Thursday, March 7, 2024

The History of WWE WrestleMania: I

Hello and welcome to this special blog, The History of WrestleMania!  This series will discuss and dissect all 36 previous installments of the annual supercard and determine what I feel were the highlights and lowlights each year.

WrestleMania season is usually one of my favorite times of the year, and I always find myself reflecting back on the storied history of this great spectacle.  I think about some of my favorite 'Mania matches, what makes a great 'Mania card, and why some shows were so successful while others really don't deserve to fall under the WrestleMania banner.  For the record, I'm writing this piece completely from memory, which should give you some idea of how sad and twisted I am.

So without further prattling on, let's get to it.

Madison Square Garden - 3/31/85

This of course was the show that started it all.  The great McMahon gamble that paid off not in spades, but truckloads of money.  This was one of the first truly mainstream wrestling events on a national scale, and the hype allowed the WWF to break into the pop culture vernacular.

Surprisingly though, the inaugural 'Mania card more resembled a house show than a true supercard.  For one thing, having a tag team match as the main event rather than a WWF Title match seems like such an odd choice.  Hulk Hogan's ongoing feud with Roddy Piper was such a draw it seems like a singles match for the belt would be the natural main event.  However the WWF put that match on MTV that February as a way to hype 'Mania.  Clearly it worked, but it made for kind of a watered-down main event for the supercard.  Hogan/Mr. T vs. Piper/Orndorff was fine for what it was, but I hardly consider it a classic.

I always dug this poster for some reason.
These two guys together would beat Rocky Balboa's ass!

This match also began the trend of celebrities getting involved in big money matches as actual competitors.  It occurs to me that the match would've been greatly improved by swapping T out for Jimmy Snuka.  But I suppose seeing T wrestle was part of the draw.  Mr. T certainly looked like he could hang in the ring with the actual wrestlers but I've always felt that having celebs wrestle damages the business somewhat.  More on that later....

The show was also not very stacked for such a marquee event.  To be fair, the WWF's roster would expand considerably after this show (Savage and Jake would arrive, the Hart Foundation and the British Bulldogs would form).  Elsewhere on the card we had Andre the Giant vs. Big John Studd in a bodyslam challenge (again, this felt watered-down since it wasn't a traditional wrestling match but ended when one man bodyslammed the other) which aside from the spectacle was just two nearly immobile guys plodding through a short match.

The first 'Mania also inexplicably featured several glorified squashes.  Tito Santana vs.
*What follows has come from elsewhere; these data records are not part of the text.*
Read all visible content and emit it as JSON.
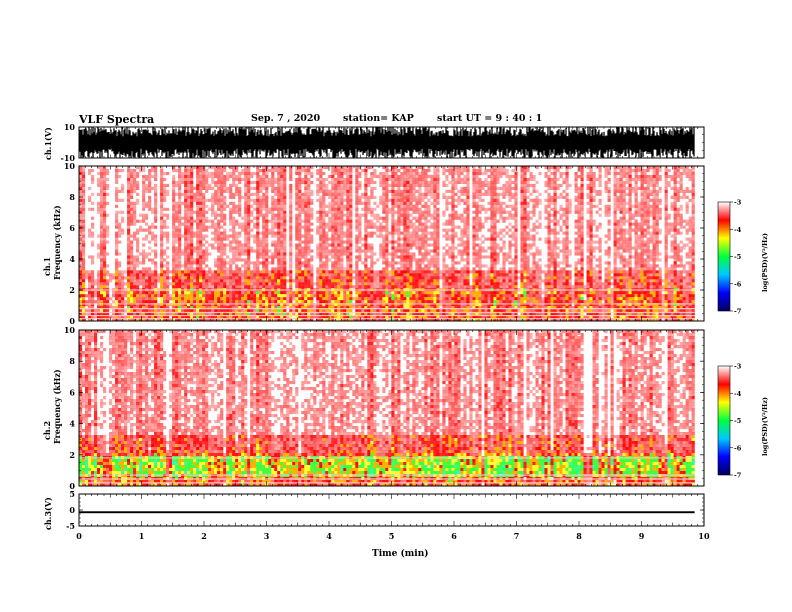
{
  "header": {
    "title": "VLF Spectra",
    "date": "Sep. 7 , 2020",
    "station": "station= KAP",
    "start": "start  UT =   9 : 40 : 1"
  },
  "chart_data": [
    {
      "type": "line",
      "panel": "ch.1 waveform",
      "ylabel": "ch.1(V)",
      "ylim": [
        -10,
        10
      ],
      "yticks": [
        "10",
        "-10"
      ],
      "xlim": [
        0,
        10
      ],
      "color": "#000000"
    },
    {
      "type": "heatmap",
      "panel": "ch.1 spectrogram",
      "ylabel": "ch.1\nFrequency (kHz)",
      "ylabel_lines": [
        "ch.1",
        "Frequency (kHz)"
      ],
      "ylim": [
        0,
        10
      ],
      "yticks": [
        "0",
        "2",
        "4",
        "6",
        "8",
        "10"
      ],
      "xlim": [
        0,
        10
      ],
      "data_end_min": 9.85,
      "colorbar": {
        "label": "log(PSD)(V²/Hz)",
        "range": [
          -7,
          -3
        ],
        "ticks": [
          "-3",
          "-4",
          "-5",
          "-6",
          "-7"
        ],
        "colors": [
          "#000060",
          "#0000ff",
          "#00c8ff",
          "#00ff40",
          "#ffff00",
          "#ff0000",
          "#ffffff"
        ]
      }
    },
    {
      "type": "heatmap",
      "panel": "ch.2 spectrogram",
      "ylabel": "ch.2\nFrequency (kHz)",
      "ylabel_lines": [
        "ch.2",
        "Frequency (kHz)"
      ],
      "ylim": [
        0,
        10
      ],
      "yticks": [
        "0",
        "2",
        "4",
        "6",
        "8",
        "10"
      ],
      "xlim": [
        0,
        10
      ],
      "data_end_min": 9.85,
      "colorbar": {
        "label": "log(PSD)(V²/Hz)",
        "range": [
          -7,
          -3
        ],
        "ticks": [
          "-3",
          "-4",
          "-5",
          "-6",
          "-7"
        ],
        "colors": [
          "#000060",
          "#0000ff",
          "#00c8ff",
          "#00ff40",
          "#ffff00",
          "#ff0000",
          "#ffffff"
        ]
      }
    },
    {
      "type": "line",
      "panel": "ch.3 waveform",
      "ylabel": "ch.3(V)",
      "ylim": [
        -5,
        5
      ],
      "yticks": [
        "5",
        "0",
        "-5"
      ],
      "xlim": [
        0,
        10
      ],
      "xlabel": "Time  (min)",
      "xticks": [
        "0",
        "1",
        "2",
        "3",
        "4",
        "5",
        "6",
        "7",
        "8",
        "9",
        "10"
      ],
      "band": [
        -1.0,
        -0.4
      ],
      "color": "#000000"
    }
  ]
}
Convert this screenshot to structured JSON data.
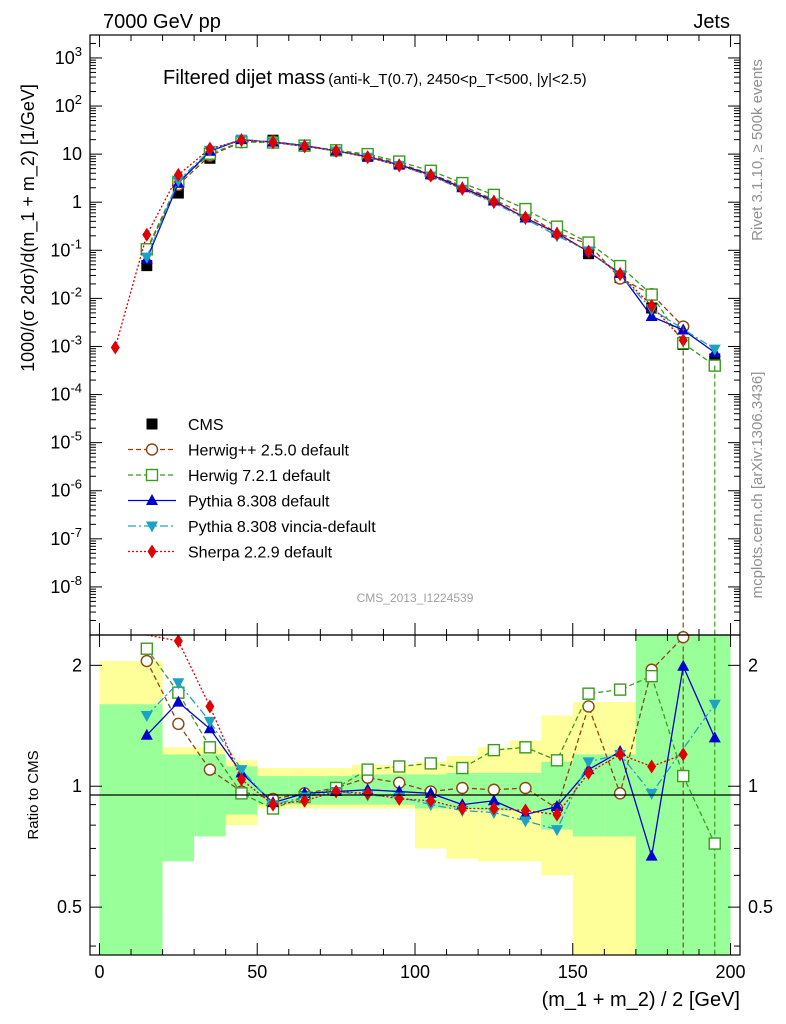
{
  "header": {
    "left": "7000 GeV pp",
    "right": "Jets"
  },
  "side": {
    "rivet": "Rivet 3.1.10, ≥ 500k events",
    "mcplots": "mcplots.cern.ch [arXiv:1306.3436]"
  },
  "colors": {
    "cms": "#000000",
    "herwigpp": "#8b4513",
    "herwig7": "#3c9a1e",
    "pythia": "#0000cc",
    "vincia": "#1ca3c4",
    "sherpa": "#e00000",
    "band_inner": "#99ff99",
    "band_outer": "#ffff99"
  },
  "chart_data": [
    {
      "type": "line",
      "title": "Filtered dijet mass",
      "title_detail": "(anti-k_T(0.7), 2450<p_T<500, |y|<2.5)",
      "watermark": "CMS_2013_I1224539",
      "ylabel": "1000/(σ 2dσ)/d(m_1 + m_2) [1/GeV]",
      "yscale": "log",
      "ylim": [
        1e-09,
        3000
      ],
      "xlim": [
        -3,
        203
      ],
      "x": [
        5,
        15,
        25,
        35,
        45,
        55,
        65,
        75,
        85,
        95,
        105,
        115,
        125,
        135,
        145,
        155,
        165,
        175,
        185,
        195
      ],
      "series": [
        {
          "name": "CMS",
          "key": "cms",
          "values": [
            null,
            0.048,
            1.55,
            8.2,
            18.5,
            19.5,
            15.5,
            12.0,
            9.0,
            6.2,
            3.9,
            2.2,
            1.15,
            0.55,
            0.26,
            0.085,
            0.027,
            0.0063,
            0.0011,
            0.00055
          ]
        },
        {
          "name": "Herwig++ 2.5.0 default",
          "key": "herwigpp",
          "values": [
            null,
            0.1,
            2.3,
            9.3,
            17.8,
            18.3,
            15.0,
            11.8,
            9.3,
            6.4,
            3.8,
            2.2,
            1.12,
            0.56,
            0.23,
            0.135,
            0.026,
            0.0122,
            0.0026,
            null
          ]
        },
        {
          "name": "Herwig 7.2.1 default",
          "key": "herwig7",
          "values": [
            null,
            0.105,
            2.65,
            10.2,
            17.9,
            17.4,
            15.0,
            12.0,
            10.0,
            7.0,
            4.5,
            2.5,
            1.42,
            0.72,
            0.31,
            0.145,
            0.047,
            0.012,
            0.00117,
            0.0004
          ]
        },
        {
          "name": "Pythia 8.308 default",
          "key": "pythia",
          "values": [
            null,
            0.065,
            2.5,
            11.5,
            20.0,
            17.8,
            15.0,
            11.7,
            8.8,
            6.0,
            3.75,
            2.0,
            1.06,
            0.47,
            0.23,
            0.093,
            0.033,
            0.0042,
            0.0022,
            0.00075
          ]
        },
        {
          "name": "Pythia 8.308 vincia-default",
          "key": "vincia",
          "values": [
            null,
            0.072,
            2.8,
            12.0,
            20.5,
            17.5,
            14.5,
            11.6,
            8.6,
            5.8,
            3.5,
            1.86,
            0.97,
            0.45,
            0.2,
            0.097,
            0.031,
            0.006,
            null,
            0.00088
          ]
        },
        {
          "name": "Sherpa 2.2.9 default",
          "key": "sherpa",
          "values": [
            0.00095,
            0.21,
            3.7,
            13.0,
            19.5,
            17.6,
            14.5,
            11.6,
            8.6,
            5.8,
            3.6,
            1.9,
            1.02,
            0.48,
            0.22,
            0.094,
            0.032,
            0.007,
            0.00135,
            null
          ]
        }
      ]
    },
    {
      "type": "line",
      "xlabel": "(m_1 + m_2) / 2 [GeV]",
      "ylabel": "Ratio to CMS",
      "yscale": "log",
      "ylim": [
        0.38,
        2.38
      ],
      "yticks": [
        0.5,
        1,
        2
      ],
      "xticks": [
        0,
        50,
        100,
        150,
        200
      ],
      "xlim": [
        -3,
        203
      ],
      "x": [
        15,
        25,
        35,
        45,
        55,
        65,
        75,
        85,
        95,
        105,
        115,
        125,
        135,
        145,
        155,
        165,
        175,
        185,
        195
      ],
      "band_edges": [
        0,
        10,
        20,
        30,
        40,
        50,
        60,
        70,
        80,
        90,
        100,
        110,
        120,
        130,
        140,
        150,
        160,
        170,
        180,
        190,
        200
      ],
      "band_inner": [
        [
          0.35,
          1.6
        ],
        [
          0.35,
          1.6
        ],
        [
          0.65,
          1.2
        ],
        [
          0.75,
          1.2
        ],
        [
          0.85,
          1.12
        ],
        [
          0.9,
          1.06
        ],
        [
          0.9,
          1.06
        ],
        [
          0.9,
          1.06
        ],
        [
          0.9,
          1.07
        ],
        [
          0.9,
          1.07
        ],
        [
          0.88,
          1.07
        ],
        [
          0.88,
          1.08
        ],
        [
          0.87,
          1.08
        ],
        [
          0.87,
          1.08
        ],
        [
          0.78,
          1.15
        ],
        [
          0.75,
          1.2
        ],
        [
          0.75,
          1.2
        ],
        [
          0.35,
          2.4
        ],
        [
          0.35,
          2.4
        ],
        [
          0.35,
          2.4
        ]
      ],
      "band_outer": [
        [
          0.35,
          2.05
        ],
        [
          0.49,
          2.05
        ],
        [
          0.78,
          1.25
        ],
        [
          0.82,
          1.25
        ],
        [
          0.8,
          1.16
        ],
        [
          0.88,
          1.11
        ],
        [
          0.88,
          1.11
        ],
        [
          0.88,
          1.11
        ],
        [
          0.88,
          1.13
        ],
        [
          0.88,
          1.13
        ],
        [
          0.7,
          1.15
        ],
        [
          0.66,
          1.19
        ],
        [
          0.65,
          1.25
        ],
        [
          0.65,
          1.3
        ],
        [
          0.6,
          1.5
        ],
        [
          0.35,
          1.62
        ],
        [
          0.35,
          1.62
        ],
        [
          0.35,
          2.4
        ],
        [
          0.35,
          2.4
        ],
        [
          0.35,
          2.4
        ]
      ],
      "series": [
        {
          "name": "Herwig++ 2.5.0 default",
          "key": "herwigpp",
          "values": [
            2.05,
            1.43,
            1.1,
            0.97,
            0.93,
            0.96,
            0.99,
            1.05,
            1.02,
            0.97,
            0.99,
            0.98,
            0.99,
            0.88,
            1.58,
            0.96,
            1.95,
            2.35,
            null
          ]
        },
        {
          "name": "Herwig 7.2.1 default",
          "key": "herwig7",
          "values": [
            2.2,
            1.71,
            1.25,
            0.96,
            0.88,
            0.94,
            0.99,
            1.1,
            1.12,
            1.14,
            1.11,
            1.23,
            1.25,
            1.16,
            1.7,
            1.74,
            1.88,
            1.06,
            0.72
          ]
        },
        {
          "name": "Pythia 8.308 default",
          "key": "pythia",
          "values": [
            1.34,
            1.62,
            1.39,
            1.08,
            0.91,
            0.96,
            0.97,
            0.98,
            0.97,
            0.96,
            0.9,
            0.92,
            0.85,
            0.89,
            1.1,
            1.22,
            0.67,
            1.99,
            1.32
          ]
        },
        {
          "name": "Pythia 8.308 vincia-default",
          "key": "vincia",
          "values": [
            1.5,
            1.81,
            1.45,
            1.1,
            0.9,
            0.94,
            0.97,
            0.95,
            0.94,
            0.9,
            0.87,
            0.86,
            0.82,
            0.78,
            1.15,
            1.2,
            0.96,
            null,
            1.6
          ]
        },
        {
          "name": "Sherpa 2.2.9 default",
          "key": "sherpa",
          "values": [
            4.2,
            2.3,
            1.58,
            1.04,
            0.9,
            0.92,
            0.97,
            0.96,
            0.93,
            0.92,
            0.88,
            0.88,
            0.87,
            0.85,
            1.08,
            1.2,
            1.12,
            1.2,
            null
          ]
        }
      ]
    }
  ]
}
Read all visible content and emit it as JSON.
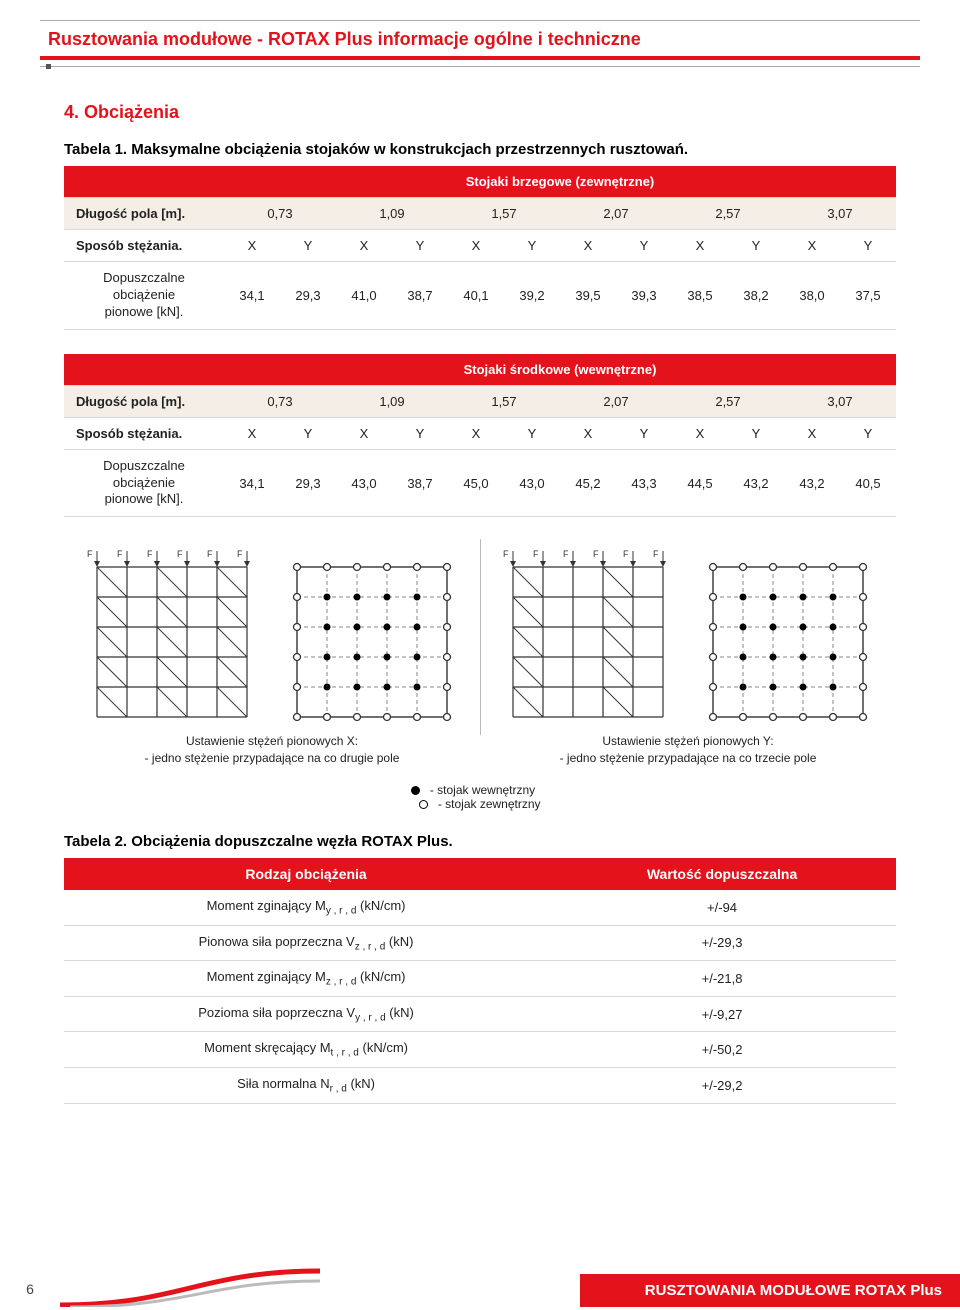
{
  "header": {
    "title": "Rusztowania modułowe - ROTAX Plus informacje ogólne i techniczne"
  },
  "section_number": "4. Obciążenia",
  "table1": {
    "caption": "Tabela 1. Maksymalne obciążenia stojaków w konstrukcjach przestrzennych rusztowań.",
    "hdr_outer": "Stojaki brzegowe (zewnętrzne)",
    "hdr_inner": "Stojaki środkowe (wewnętrzne)",
    "row_len_label": "Długość pola [m].",
    "row_len_values": [
      "0,73",
      "1,09",
      "1,57",
      "2,07",
      "2,57",
      "3,07"
    ],
    "row_mode_label": "Sposób stężania.",
    "row_mode_values": [
      "X",
      "Y",
      "X",
      "Y",
      "X",
      "Y",
      "X",
      "Y",
      "X",
      "Y",
      "X",
      "Y"
    ],
    "row_load_label_l1": "Dopuszczalne",
    "row_load_label_l2": "obciążenie",
    "row_load_label_l3": "pionowe [kN].",
    "outer_values": [
      "34,1",
      "29,3",
      "41,0",
      "38,7",
      "40,1",
      "39,2",
      "39,5",
      "39,3",
      "38,5",
      "38,2",
      "38,0",
      "37,5"
    ],
    "inner_values": [
      "34,1",
      "29,3",
      "43,0",
      "38,7",
      "45,0",
      "43,0",
      "45,2",
      "43,3",
      "44,5",
      "43,2",
      "43,2",
      "40,5"
    ]
  },
  "diagrams": {
    "f_label": "F",
    "caption_x_l1": "Ustawienie stężeń pionowych X:",
    "caption_x_l2": "- jedno stężenie przypadające na co drugie pole",
    "caption_y_l1": "Ustawienie stężeń pionowych Y:",
    "caption_y_l2": "- jedno stężenie przypadające na co trzecie pole",
    "legend_inner": "- stojak wewnętrzny",
    "legend_outer": "- stojak zewnętrzny",
    "grid": {
      "rows": 5,
      "cols": 5,
      "cell": 30
    },
    "colors": {
      "structural": "#333333",
      "dashed": "#888888",
      "node_outer_stroke": "#333333",
      "node_inner_fill": "#000000"
    }
  },
  "table2": {
    "caption": "Tabela 2. Obciążenia dopuszczalne węzła ROTAX Plus.",
    "hdr_type": "Rodzaj obciążenia",
    "hdr_value": "Wartość dopuszczalna",
    "rows": [
      {
        "label": "Moment zginający M",
        "sub": "y , r , d",
        "suffix": " (kN/cm)",
        "value": "+/-94"
      },
      {
        "label": "Pionowa siła poprzeczna V",
        "sub": "z , r , d",
        "suffix": " (kN)",
        "value": "+/-29,3"
      },
      {
        "label": "Moment zginający M",
        "sub": "z , r , d",
        "suffix": " (kN/cm)",
        "value": "+/-21,8"
      },
      {
        "label": "Pozioma siła poprzeczna V",
        "sub": "y , r , d",
        "suffix": " (kN)",
        "value": "+/-9,27"
      },
      {
        "label": "Moment skręcający M",
        "sub": "t , r , d",
        "suffix": " (kN/cm)",
        "value": "+/-50,2"
      },
      {
        "label": "Siła normalna N",
        "sub": "r , d",
        "suffix": " (kN)",
        "value": "+/-29,2"
      }
    ]
  },
  "footer": {
    "page": "6",
    "product": "RUSZTOWANIA MODUŁOWE ROTAX Plus"
  }
}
The Executioner opened the show and was roughly the kind of match you'd see on Wrestling Challenge.  King Kong Bundy vs. S.D. Jones and Ricky Steamboat vs. Matt Borne also fell into that category.  Hardly worthy of the biggest show of all-time (at that point anyway).

First match in WrestleMania history
The real stinker of this particular 'Mania though was Brutus Beefcake vs. David Sammartino.  I guess Vince et al hoped David would follow in his father Bruno's footsteps and become a bona fide star.  This clunker lasted a good nine minutes and was totally forgettable.  Surely the real money would've been in having Beefcake wrestle Bruno, since Bruno was still a part-time active wrestler at the time.

While there was no WWF title match on this card, the other three championships were defended, with lackluster results...

Intercontinental Champion Greg Valentine had a fairly brief defense against the Junkyard Dog culminating in Valentine getting a cheap pin with his foot on the ropes.  But Tito Santana (with whom Valentine was feuding, begging the question "Why didn't they book Valentine vs. Santana on this show) ran down and explained the infraction to the referee, who restarted the match and counted Valentine out when the Champ failed to get back in the ring.

Women's Champion Lelani Kai, flanked by The Fabulous Moolah faced Wendy Richter, who was accompanied by Cyndi Lauper, one of the architects of the "Rock n' Wrestling Connection" that brought so many new eyes to the WWF.  This was a totally forgettable match, other than Richter's Title win.

The best of the championship bouts was for the Tag Team Titles, as Barry Windham and Mike Rotundo defended against The Iron Sheik and Nikolai Volkoff.  After seven minutes of solid action, Sheik waffled Windham with manager Freddie Blassie's cane to steal the belts.

Do it Barry!!

Overall this WrestleMania is really only enjoyable for historical purposes.  It's interesting to see how primitive the production values were (oddly they were considered first-rate at the time), and the near-embryonic stages of the 1980s boom period.  I liken this to the debut album of a great band who hasn't quite found their voice yet.

Best Match: Hogan/Mr. T vs. Piper/Orndorff
Worst Match: Brutus Beefcake vs. David Sammartino
What I'd Change: Make the main event Hogan vs. Piper for the WWF Title
Most Disappointing Match: Most of the show is underwhelming
Most Pleasant Surprise: I guess Tito vs. Executioner?